FALL 2011 LIST OF THINGS NOT TO DO EVER
12/31/1969 - 19:00
Undergraduate/Organizational Communications
September 13, 2011
Dear Diary,
Since I can't really think of an appropriate way to expain the events of my summer, I've instead decided to present to you, readers new and old, words of wisdom from Lisa the Legend herself. Here is my FALL 2011 LIST OF THINGS NOT TO DO EVER:
Don't take your shirt off at the bars when the song "Take Your Shirt Off" comes on (especially if you're dancing on the whore box at the time). Don't dance on the whore box. Don't a-bar (after-bar, for you McFucks out there who don't know what's up) with shots of Gordon's and water chaser unless you're content with staying drunk until 4PM the next day and doing naked push-ups in front of strangers. Don't play truth-or-dare-spin-the-bottle unless you're prepared to strip, make out with everyone playing, give topless lapdances to strangers and have two or more sexual identity crises in one night. Don't bring water bottles full of vodka to the bars and convince your friends that you have a refreshing, sobering-up remedy for them to chug (they'll probably spit it in your face and push you down). Don't heckle champion hecklers. Don't travel in packs to parties you know no one at (this one is aimed at you, freshmen). Don't get a kitten if you're broke, irresponsible and intoxicated most days of the week. Don't forget about rummage sales because they are awesome and were designed for thrifty college students. Don't fall on the dance floor...you might not be able to get back up and you'll probably spill some of your drink. Don't disable the smoke detectors in your room and then stammer and avoid eye contact when your parents ask you why. Don't shop at the Dollar Tree unless you intend on leaving with countless amounts of entertaining children's toys. Don't forget about Marty Stouffer's Wild America: Wacky Babies (if you've never seen it, I'll loan it to you on VHS so you can witness its unmatchable amazingness). Don't take out your nipple piercings unless you enjoy disappointing former lovers. If you're a subleaser, don't be insane as balls (and try to be below the age of forty). Don't hook up with gingers. Don't hook up with bartenders.
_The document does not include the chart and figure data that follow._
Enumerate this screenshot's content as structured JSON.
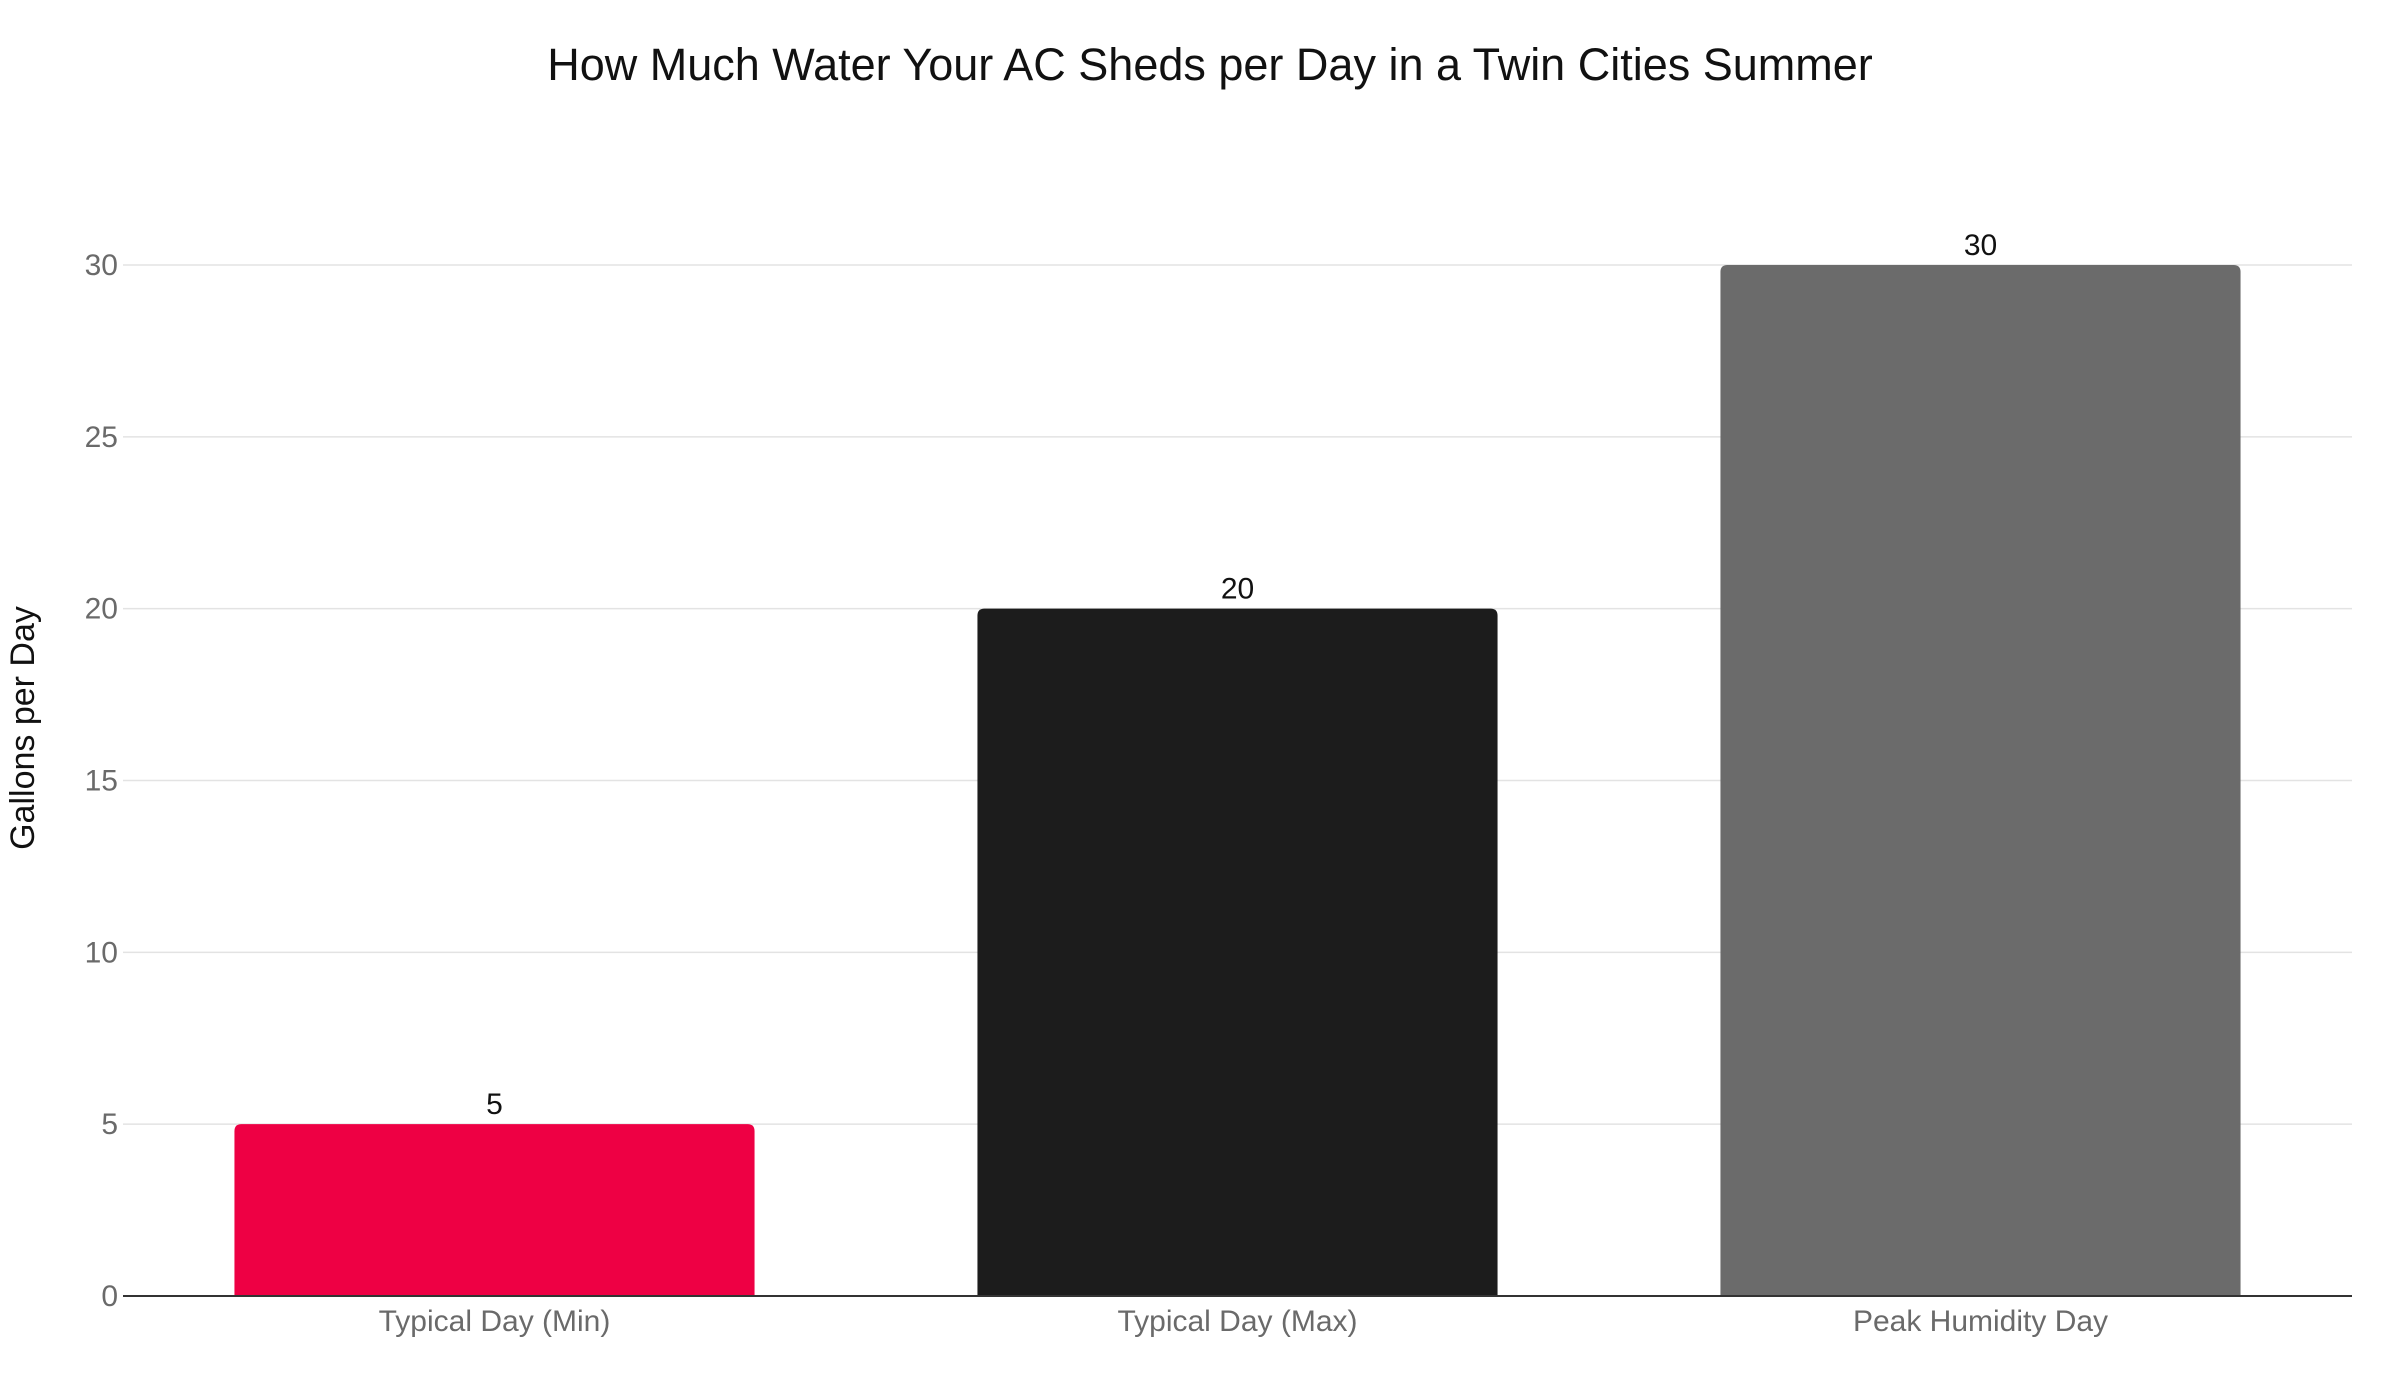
{
  "chart_data": {
    "type": "bar",
    "title": "How Much Water Your AC Sheds per Day in a Twin Cities Summer",
    "xlabel": "",
    "ylabel": "Gallons per Day",
    "categories": [
      "Typical Day (Min)",
      "Typical Day (Max)",
      "Peak Humidity Day"
    ],
    "values": [
      5,
      20,
      30
    ],
    "colors": [
      "#ee0044",
      "#1c1c1c",
      "#6b6b6b"
    ],
    "ylim": [
      0,
      30
    ],
    "yticks": [
      0,
      5,
      10,
      15,
      20,
      25,
      30
    ],
    "grid": true,
    "data_labels": true
  }
}
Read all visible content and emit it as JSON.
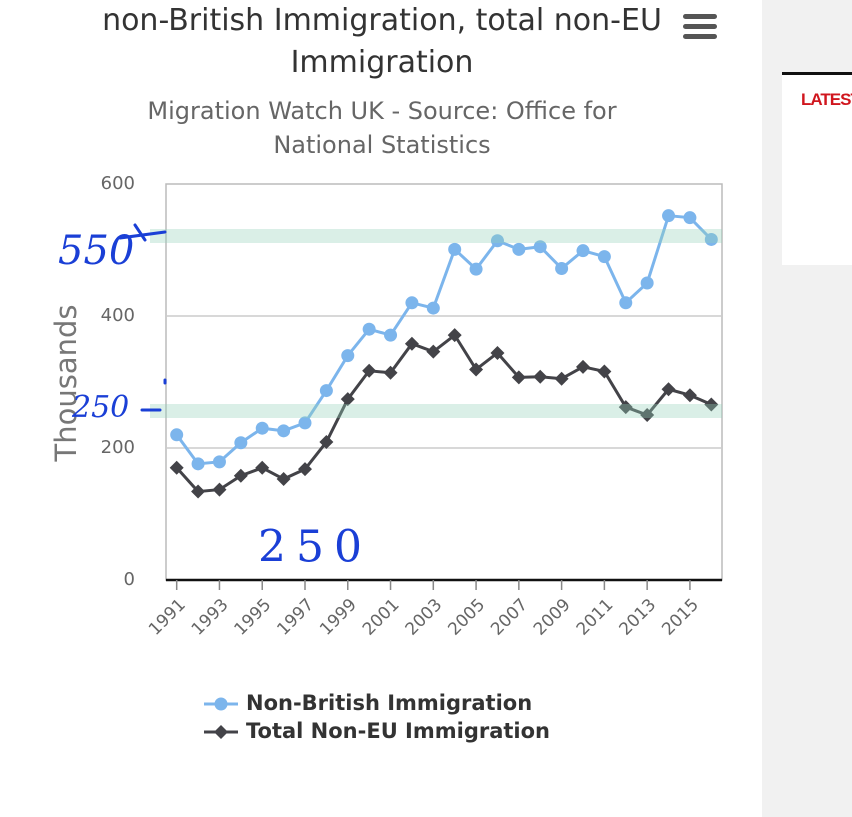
{
  "chart_data": {
    "type": "line",
    "title": "non-British Immigration, total non-EU Immigration",
    "subtitle": "Migration Watch UK - Source: Office for National Statistics",
    "y_label": "Thousands",
    "x": [
      1991,
      1992,
      1993,
      1994,
      1995,
      1996,
      1997,
      1998,
      1999,
      2000,
      2001,
      2002,
      2003,
      2004,
      2005,
      2006,
      2007,
      2008,
      2009,
      2010,
      2011,
      2012,
      2013,
      2014,
      2015,
      2016
    ],
    "series": [
      {
        "name": "Non-British Immigration",
        "color": "#7cb5ec",
        "marker": "circle",
        "values": [
          220,
          176,
          179,
          208,
          230,
          226,
          238,
          287,
          340,
          380,
          371,
          420,
          412,
          501,
          471,
          514,
          501,
          505,
          472,
          499,
          490,
          420,
          450,
          552,
          549,
          516
        ]
      },
      {
        "name": "Total Non-EU Immigration",
        "color": "#434348",
        "marker": "diamond",
        "values": [
          170,
          134,
          137,
          158,
          170,
          153,
          168,
          209,
          274,
          317,
          314,
          358,
          346,
          371,
          319,
          344,
          307,
          308,
          305,
          323,
          316,
          262,
          250,
          289,
          280,
          266
        ]
      }
    ],
    "xlim": [
      1990.5,
      2016.5
    ],
    "xticks": [
      1991,
      1993,
      1995,
      1997,
      1999,
      2001,
      2003,
      2005,
      2007,
      2009,
      2011,
      2013,
      2015
    ],
    "ylim": [
      0,
      600
    ],
    "yticks": [
      0,
      200,
      400,
      600
    ],
    "grid": true,
    "legend": "bottom",
    "annotations": [
      "550",
      "250",
      "250"
    ]
  },
  "sidebar": {
    "heading": "LATEST"
  }
}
Don't hook up with devout Christians. Don't hook up with assholes. Don't be a slut. Don't trade your resources in Settlers of Catan (it pisses people off andI makes you look like a bitch). Don't use someone for drugs unless you can also get him to provide drugs for your friends. Don't use drugs, they're bad. Really bad. Don't forget to Tweet when you're drunk. And, finally, do not play shot roulette with Rumplemintz.
I hope everyone can learn a thing or two from this list. I know I certainly have...mostly because my friends and I apparently have to continue making new mistakes after we've learned from our old ones.
Welcome back to Eau Claire, everyone. And remember: dick or GTFO.